MSN / Live bot spamming with fake referrals
Looks like Microsoft’s web spider is crawling sites repoting fake (spam) referrals coming from live.search.com. These referrals are completely bogus and if you look at the keywords, it’s quite obvious.
I’m quite sure a lot of analytics users who host blogs, wikis or other high visibility sites have noticed this as well. Googling seems to reveal similar posts. [1, 2]
A quick grep of my logs reveals about 1800 such requests with fake referrals. This can make your referral statistics quite biased and/or completely useless, at least on small sites.
First time I saw these requests was on June 2008, and they’ve continued all the way until now. So it’s definitely not a mistake, whatever Microsoft likes to claim.

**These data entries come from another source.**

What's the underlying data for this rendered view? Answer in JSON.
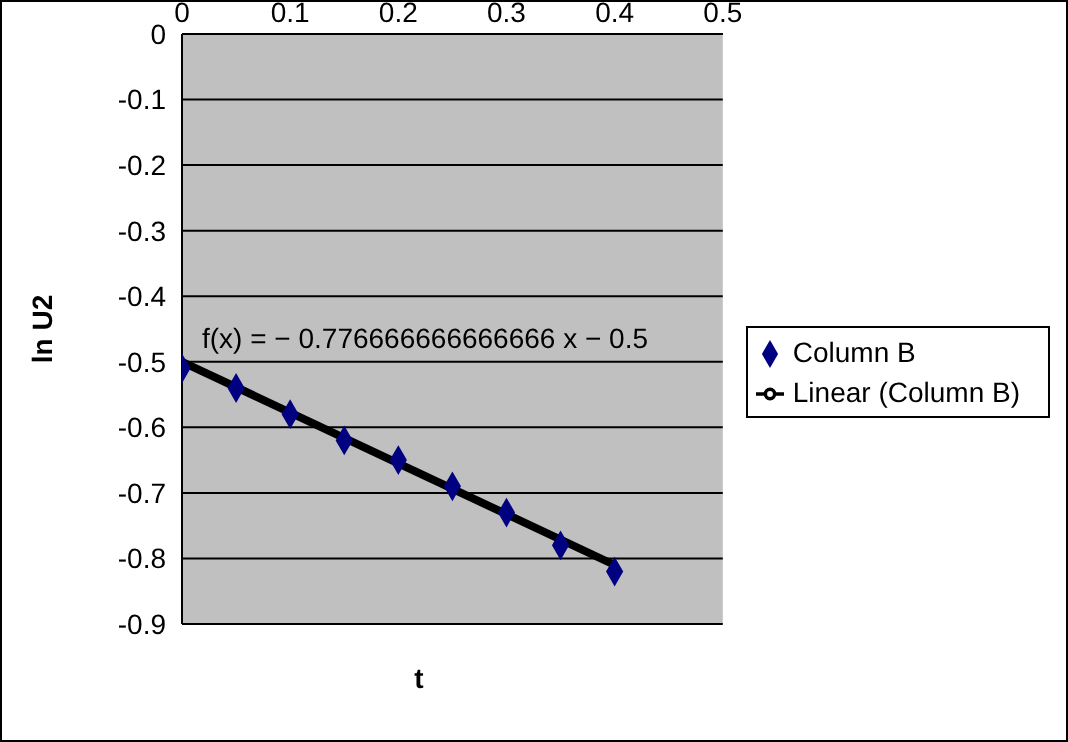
{
  "chart_data": {
    "type": "scatter",
    "xlabel": "t",
    "ylabel": "ln U2",
    "xlim": [
      0,
      0.5
    ],
    "xticks": [
      0,
      0.1,
      0.2,
      0.3,
      0.4,
      0.5
    ],
    "ylim": [
      -0.9,
      0
    ],
    "yticks": [
      -0.9,
      -0.8,
      -0.7,
      -0.6,
      -0.5,
      -0.4,
      -0.3,
      -0.2,
      -0.1,
      0
    ],
    "grid": "y",
    "legend": "right",
    "annotations": [
      "f(x) = − 0.776666666666666 x − 0.5"
    ],
    "series": [
      {
        "name": "Column B",
        "marker": "diamond",
        "color": "#000080",
        "x": [
          0,
          0.05,
          0.1,
          0.15,
          0.2,
          0.25,
          0.3,
          0.35,
          0.4
        ],
        "values": [
          -0.51,
          -0.54,
          -0.58,
          -0.62,
          -0.65,
          -0.69,
          -0.73,
          -0.78,
          -0.82
        ]
      },
      {
        "name": "Linear (Column B)",
        "type": "line",
        "marker": "none",
        "color": "#000000",
        "x": [
          0,
          0.4
        ],
        "values": [
          -0.5,
          -0.81
        ]
      }
    ]
  }
}
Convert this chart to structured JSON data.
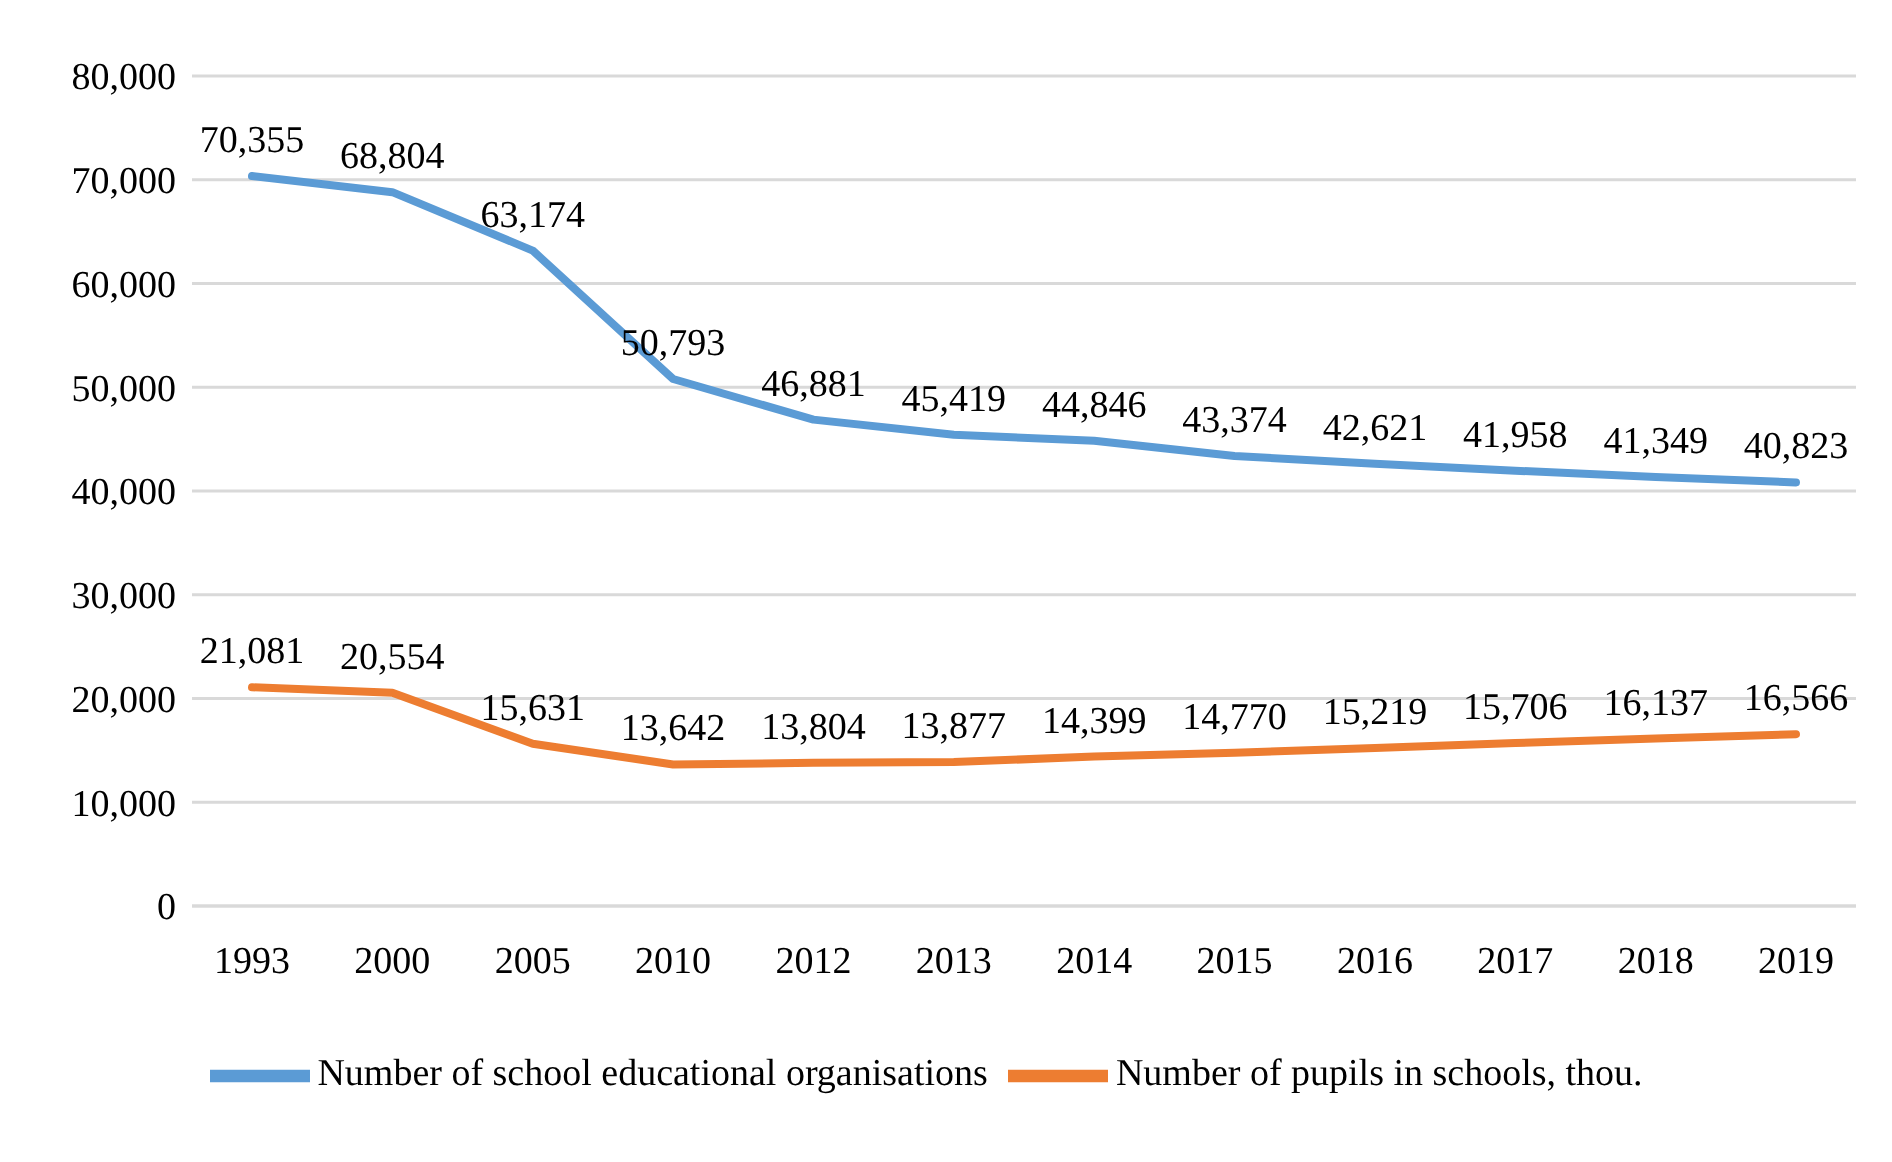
{
  "chart_data": {
    "type": "line",
    "categories": [
      "1993",
      "2000",
      "2005",
      "2010",
      "2012",
      "2013",
      "2014",
      "2015",
      "2016",
      "2017",
      "2018",
      "2019"
    ],
    "series": [
      {
        "name": "Number of school educational organisations",
        "color": "#5b9bd5",
        "values": [
          70355,
          68804,
          63174,
          50793,
          46881,
          45419,
          44846,
          43374,
          42621,
          41958,
          41349,
          40823
        ],
        "value_labels": [
          "70,355",
          "68,804",
          "63,174",
          "50,793",
          "46,881",
          "45,419",
          "44,846",
          "43,374",
          "42,621",
          "41,958",
          "41,349",
          "40,823"
        ]
      },
      {
        "name": "Number of pupils in schools, thou.",
        "color": "#ed7d31",
        "values": [
          21081,
          20554,
          15631,
          13642,
          13804,
          13877,
          14399,
          14770,
          15219,
          15706,
          16137,
          16566
        ],
        "value_labels": [
          "21,081",
          "20,554",
          "15,631",
          "13,642",
          "13,804",
          "13,877",
          "14,399",
          "14,770",
          "15,219",
          "15,706",
          "16,137",
          "16,566"
        ]
      }
    ],
    "ylim": [
      0,
      80000
    ],
    "yticks": [
      {
        "value": 0,
        "label": "0"
      },
      {
        "value": 10000,
        "label": "10,000"
      },
      {
        "value": 20000,
        "label": "20,000"
      },
      {
        "value": 30000,
        "label": "30,000"
      },
      {
        "value": 40000,
        "label": "40,000"
      },
      {
        "value": 50000,
        "label": "50,000"
      },
      {
        "value": 60000,
        "label": "60,000"
      },
      {
        "value": 70000,
        "label": "70,000"
      },
      {
        "value": 80000,
        "label": "80,000"
      }
    ],
    "grid": "y",
    "legend": "bottom",
    "marker": "none",
    "line_style": "solid"
  }
}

I’ve gotten these request from 514 different IPs (some real users I guess), the most usual coming from the 65.52.0.0/14 range (allocated to Redmond, not surprisingly). More specifically, all requests in that block have been from 65.55.0.0/16, but to be on the safe side I’d just recommend blocking the whole /14.
So what do the requests look like? Some examples here:
65.55.109.87 – - [06/Mar/2009:10:26:33 +0200] “GET /XXX HTTP/1.0″ 200 18020 “http://search.live.com/results.aspx?q=index” “Mozilla/4.0 (compatible; MSIE 6.0; Windows NT 5.2; SV1; .NET CLR 1.1.4322)”
65.55.110.184 – - [06/Mar/2009:10:47:55 +0200] “GET /about/ HTTP/1.0″ 200 21070 “http://search.live.com/results.aspx?q=about” “Mozilla/4.0 (compatible; MSIE 6.0; Windows NT 5.2; SV1; .NET CLR 1.1.4322)”
If you look at the sent referrals, most contain very usual keywords, like:
35 http://search.live.com/results.aspx?q=project 36 http://search.live.com/results.aspx?q=gmail 36 http://search.live.com/results.aspx?q=index&mrt=en-us&FORM=LIVSOP 40 http://search.live.com/results.aspx?q=internet 51 http://search.live.com/results.aspx?q=google 114 http://search.live.com/results.aspx?q=index&form=QBHP 522 http://search.live.com/results.aspx?q=index
For the referral keywords, the bot seems to use words (and blog tags for example) found on the crawled pages and/or URLs. The “&form=QBHP” request parameter has been in the old requests, but it seems to have disappeared since then.
As for the user-agent, the most used ones are:
180 Mozilla/4.0 (compatible; MSIE 7.0; Windows NT 5.2; .NET CLR 1.1.4322) 1620 Mozilla/4.0 (compatible; MSIE 6.0; Windows NT 5.2; SV1; .NET CLR 1.1.4322)
It was about time I banned this spammer.